As a rather exuberant fan of Marx, I saw Grapes of Wrath as not only a fantastic piece of literary genius, but also as an enjoyable piece of anti-capitalist writing. Because of my political persuasion, I quickly categorized any criticism of Steinbeck's alleged embellishments of the facts to be little more than red-baiting anger over a book that sparked national concern over the plight of migrant workers - a plight that pro-capitalists often anxiously try to brush off as "inaccuracies."
But after reading Keith Windschuttle's relatively level-headed article, "Steinbeck's myth of the Okies," I felt more inclined to believe some of the allegations against Steinbeck. For example, this passage from Grapes of Wrath leads the reader to connect the Dust Bowl with the migration of farmers like the Joads from Oklahoma:
"In the morning the dust hung like fog, and the sun was as red as ripe new blood. All day the dust sifted down, and the next day it sifted down. An even blanket covered the earth. It settled on the corn, piled up on the tops of the fence posts, piled up on the wires; it settled on roofs, blanketed the weeds and trees."
But, says Windschuttle, "nothing like this happened anywhere near where Steinbeck placed the Joad family farm, just outside Sallisaw, Oklahoma." The Dust Bowl actually occurred "in the western half of Kansas, eastern Colorado, and the west Texas/New Mexico border country," but not in Oklahoma; although there was a drought throughout parts of Oklahoma and Texas, that part of the country was not affected by the Dust Bowl and did not experience the inundation of dust that Steinbeck describes.

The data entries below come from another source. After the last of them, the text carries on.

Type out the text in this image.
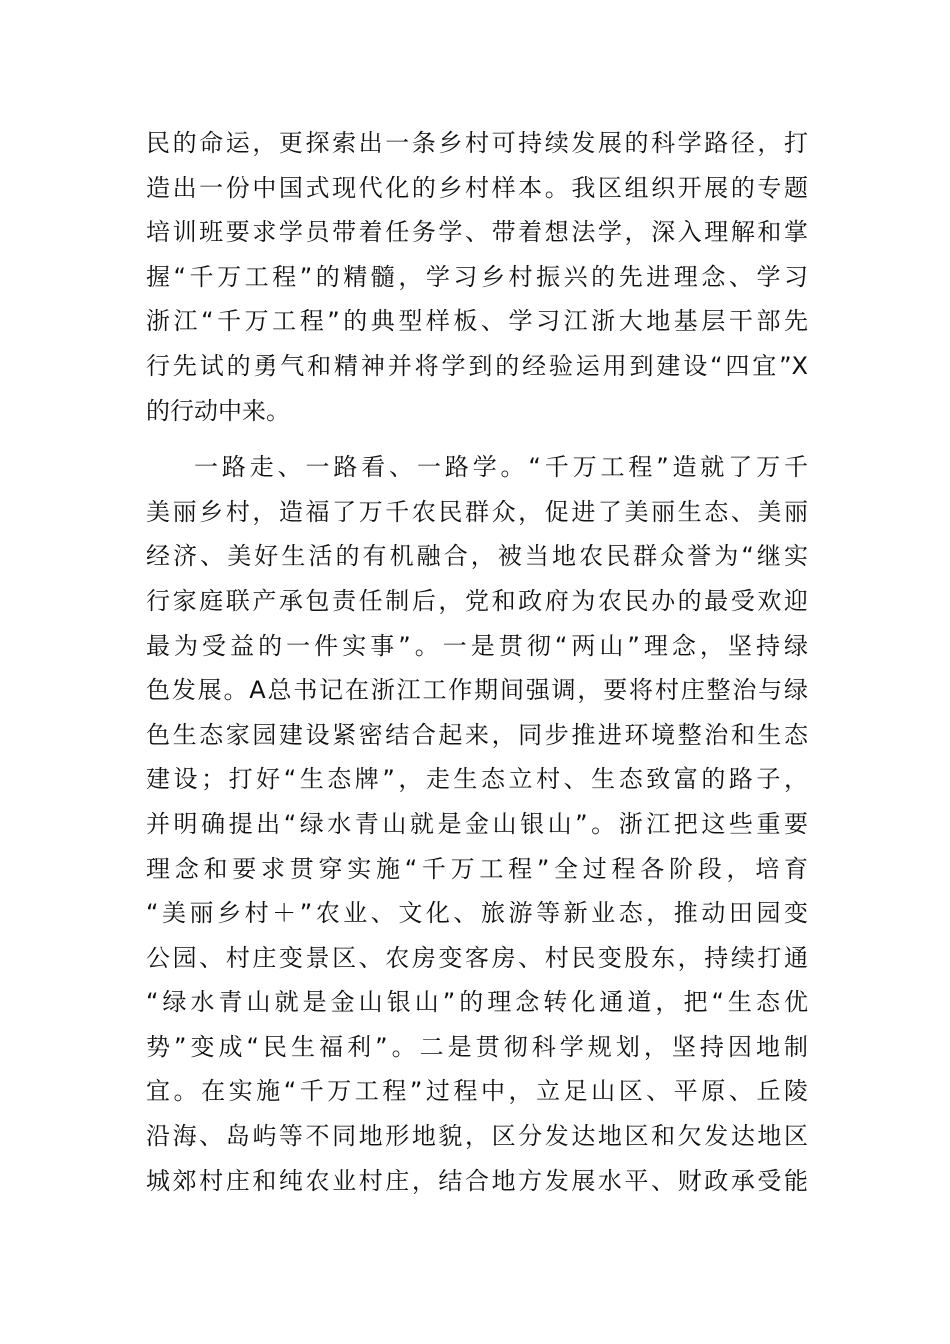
民的命运，更探索出一条乡村可持续发展的科学路径，打
造出一份中国式现代化的乡村样本。我区组织开展的专题
培训班要求学员带着任务学、带着想法学，深入理解和掌
握“千万工程”的精髓，学习乡村振兴的先进理念、学习
浙江“千万工程”的典型样板、学习江浙大地基层干部先
行先试的勇气和精神并将学到的经验运用到建设“四宜”X
的行动中来。
一路走、一路看、一路学。“千万工程”造就了万千
美丽乡村，造福了万千农民群众，促进了美丽生态、美丽
经济、美好生活的有机融合，被当地农民群众誉为“继实
行家庭联产承包责任制后，党和政府为农民办的最受欢迎
最为受益的一件实事”。一是贯彻“两山”理念，坚持绿
色发展。A总书记在浙江工作期间强调，要将村庄整治与绿
色生态家园建设紧密结合起来，同步推进环境整治和生态
建设；打好“生态牌”，走生态立村、生态致富的路子，
并明确提出“绿水青山就是金山银山”。浙江把这些重要
理念和要求贯穿实施“千万工程”全过程各阶段，培育
“美丽乡村＋”农业、文化、旅游等新业态，推动田园变
公园、村庄变景区、农房变客房、村民变股东，持续打通
“绿水青山就是金山银山”的理念转化通道，把“生态优
势”变成“民生福利”。二是贯彻科学规划，坚持因地制
宜。在实施“千万工程”过程中，立足山区、平原、丘陵
沿海、岛屿等不同地形地貌，区分发达地区和欠发达地区
城郊村庄和纯农业村庄，结合地方发展水平、财政承受能
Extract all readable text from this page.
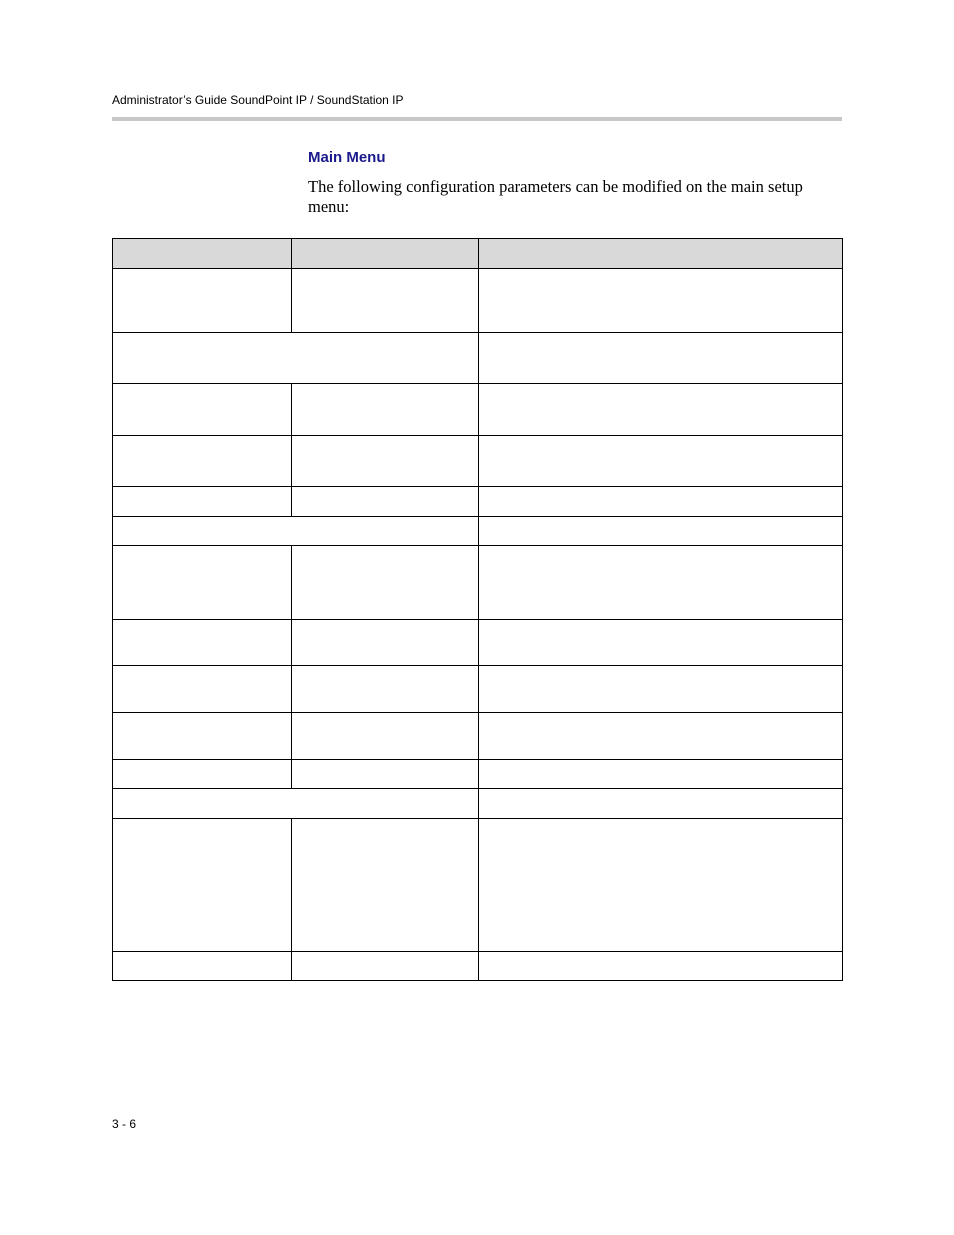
Administrator’s Guide SoundPoint IP / SoundStation IP
Main Menu

The following configuration parameters can be modified on the main setup menu:

3 - 6
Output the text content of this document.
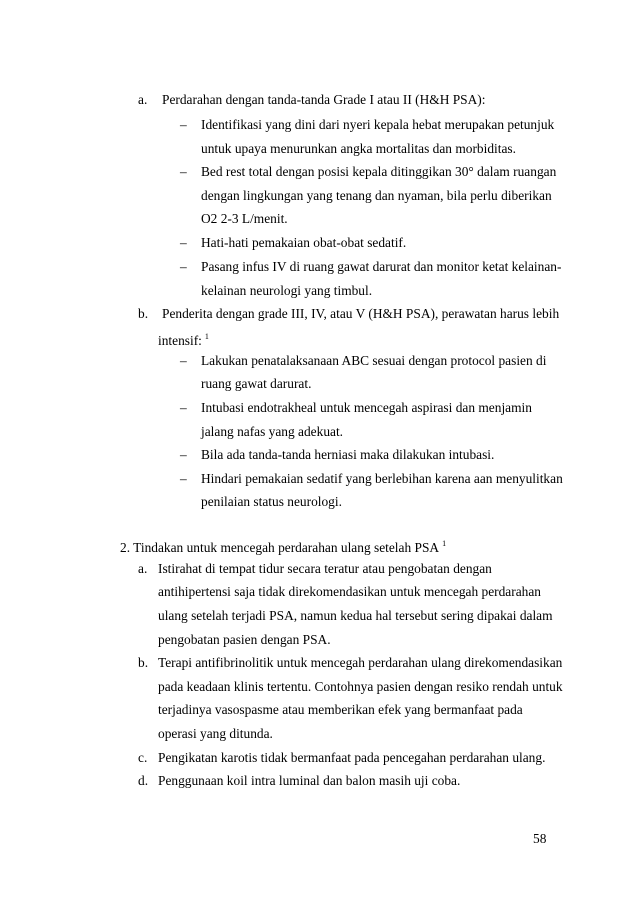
a. Perdarahan dengan tanda-tanda Grade I atau II (H&H PSA):
– Identifikasi yang dini dari nyeri kepala hebat merupakan petunjuk
untuk upaya menurunkan angka mortalitas dan morbiditas.
– Bed rest total dengan posisi kepala ditinggikan 30° dalam ruangan
dengan lingkungan yang tenang dan nyaman, bila perlu diberikan
O2 2-3 L/menit.
– Hati-hati pemakaian obat-obat sedatif.
– Pasang infus IV di ruang gawat darurat dan monitor ketat kelainan-
kelainan neurologi yang timbul.
b. Penderita dengan grade III, IV, atau V (H&H PSA), perawatan harus lebih
intensif: $^1$
– Lakukan penatalaksanaan ABC sesuai dengan protocol pasien di
ruang gawat darurat.
– Intubasi endotrakheal untuk mencegah aspirasi dan menjamin
jalang nafas yang adekuat.
– Bila ada tanda-tanda herniasi maka dilakukan intubasi.
– Hindari pemakaian sedatif yang berlebihan karena aan menyulitkan
penilaian status neurologi.
2. Tindakan untuk mencegah perdarahan ulang setelah PSA $^1$
a. Istirahat di tempat tidur secara teratur atau pengobatan dengan
antihipertensi saja tidak direkomendasikan untuk mencegah perdarahan
ulang setelah terjadi PSA, namun kedua hal tersebut sering dipakai dalam
pengobatan pasien dengan PSA.
b. Terapi antifibrinolitik untuk mencegah perdarahan ulang direkomendasikan
pada keadaan klinis tertentu. Contohnya pasien dengan resiko rendah untuk
terjadinya vasospasme atau memberikan efek yang bermanfaat pada
operasi yang ditunda.
c. Pengikatan karotis tidak bermanfaat pada pencegahan perdarahan ulang.
d. Penggunaan koil intra luminal dan balon masih uji coba.
58
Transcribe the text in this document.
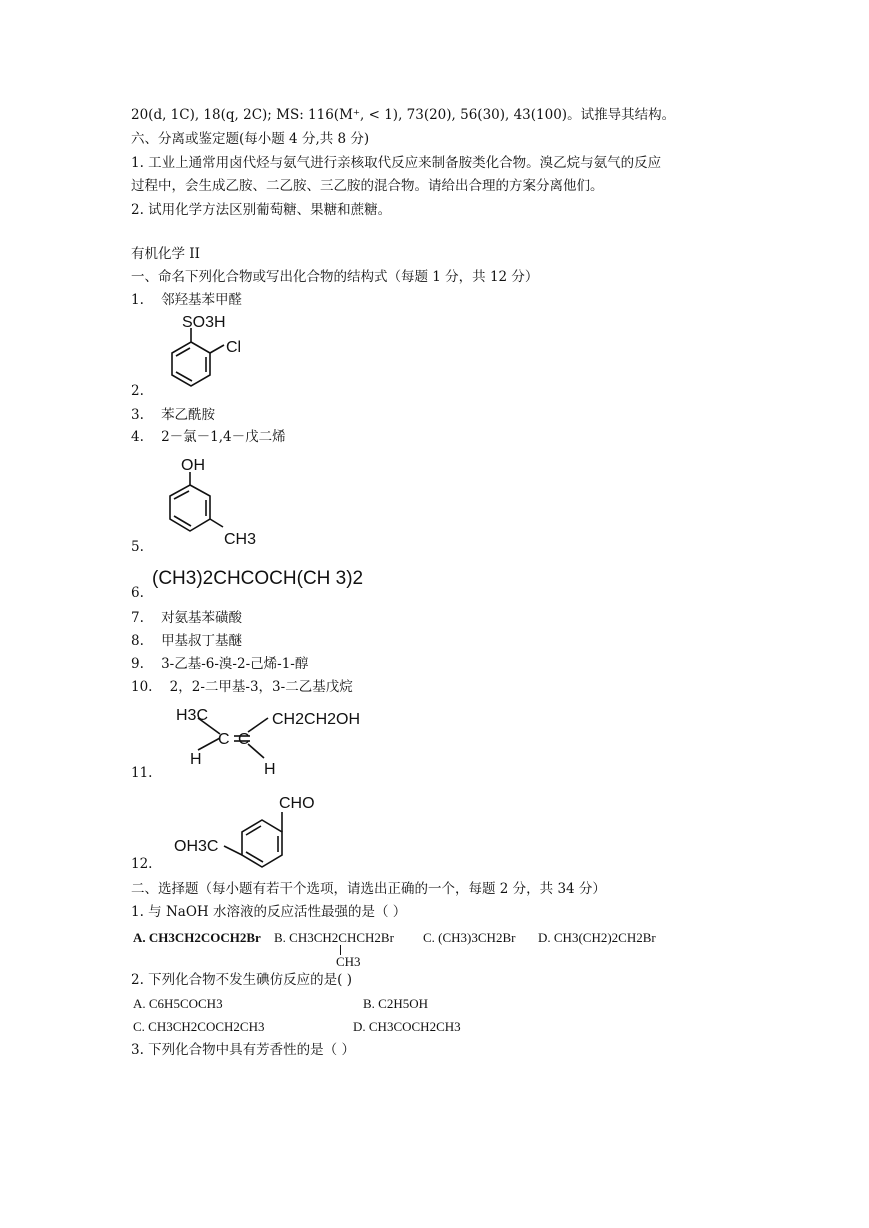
20(d, 1C), 18(q, 2C); MS: 116(M⁺, < 1), 73(20), 56(30), 43(100)。试推导其结构。
六、分离或鉴定题(每小题 4 分,共 8 分)
1. 工业上通常用卤代烃与氨气进行亲核取代反应来制备胺类化合物。溴乙烷与氨气的反应
过程中，会生成乙胺、二乙胺、三乙胺的混合物。请给出合理的方案分离他们。
2. 试用化学方法区别葡萄糖、果糖和蔗糖。
有机化学 II
一、命名下列化合物或写出化合物的结构式（每题 1 分，共 12 分）
1. 邻羟基苯甲醛
SO3H
Cl
2.
3. 苯乙酰胺
4. 2－氯－1,4－戊二烯
OH
CH3
5.
6.
(CH3)2CHCOCH(CH 3)2
7. 对氨基苯磺酸
8. 甲基叔丁基醚
9. 3-乙基-6-溴-2-己烯-1-醇
10. 2，2-二甲基-3，3-二乙基戊烷
H3C	CH2CH2OH
C C
H
H
11.
CHO
OH3C
12.
二、选择题（每小题有若干个选项，请选出正确的一个，每题 2 分，共 34 分）
1. 与 NaOH 水溶液的反应活性最强的是（ ）
A. CH3CH2COCH2Br B. CH3CH2CHCH2Br
CH3
C. (CH3)3CH2Br D. CH3(CH2)2CH2Br
2. 下列化合物不发生碘仿反应的是( )
A. C6H5COCH3	B. C2H5OH
C. CH3CH2COCH2CH3	D. CH3COCH2CH3
3. 下列化合物中具有芳香性的是（ ）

Another mischaracterization that Steinbeck is guilty of is the exaggeration of the Joad's situation: thirteen people piled into one truck, Grandma and Grandpa dying along the way, and the rest of the family slowly separating as members desert the group to strike out on their own. While the Joad's plight is certainly an apt setting for a heartbreaking drama, Windschuttle describes this situation as "demographically unusual" : "Rather than large families extending over several generations, the most common trekkers from the southwest to California were composed of husband, wife, and children, an average of 4.4 members." The average picture is far from the one that Steinbeck paints of the Joads
So clearly, Steinbeck takes certain liberties in telling the story of the Joad family - this much is certain. But is this really relevant? If Steinbeck's intentions were to write a factually accurate depiction of migrant families during the Great Depression, then he would have become a journalist. Steinbeck was trying to write a great novel - and he undoubtedly accomplished this, regardless of what his numerous critics have to say. And if some of his embellishments were motivated by anti-capitalist sentiment, then what of it? The fiction writer is under no obligation to make any sort of "accurate" representation of "the truth" - fiction is, after all, a work of the imagination. And it's not as if the right wing didn't also have its fair share of pro-capitalist propaganda. Whether or not he intended it, Steinbeck's book caused national attention to be focused on the condition of migrant workers, people whose stories are so often unheard, whose struggles to survive die with them in silence. This, to me, is an undoubtedly positive affect of The Grapes of Wrath: not only is it an amazing work of literature, but it also managed to expose some of the grossest inhumanities perpetrated under a capitalist system.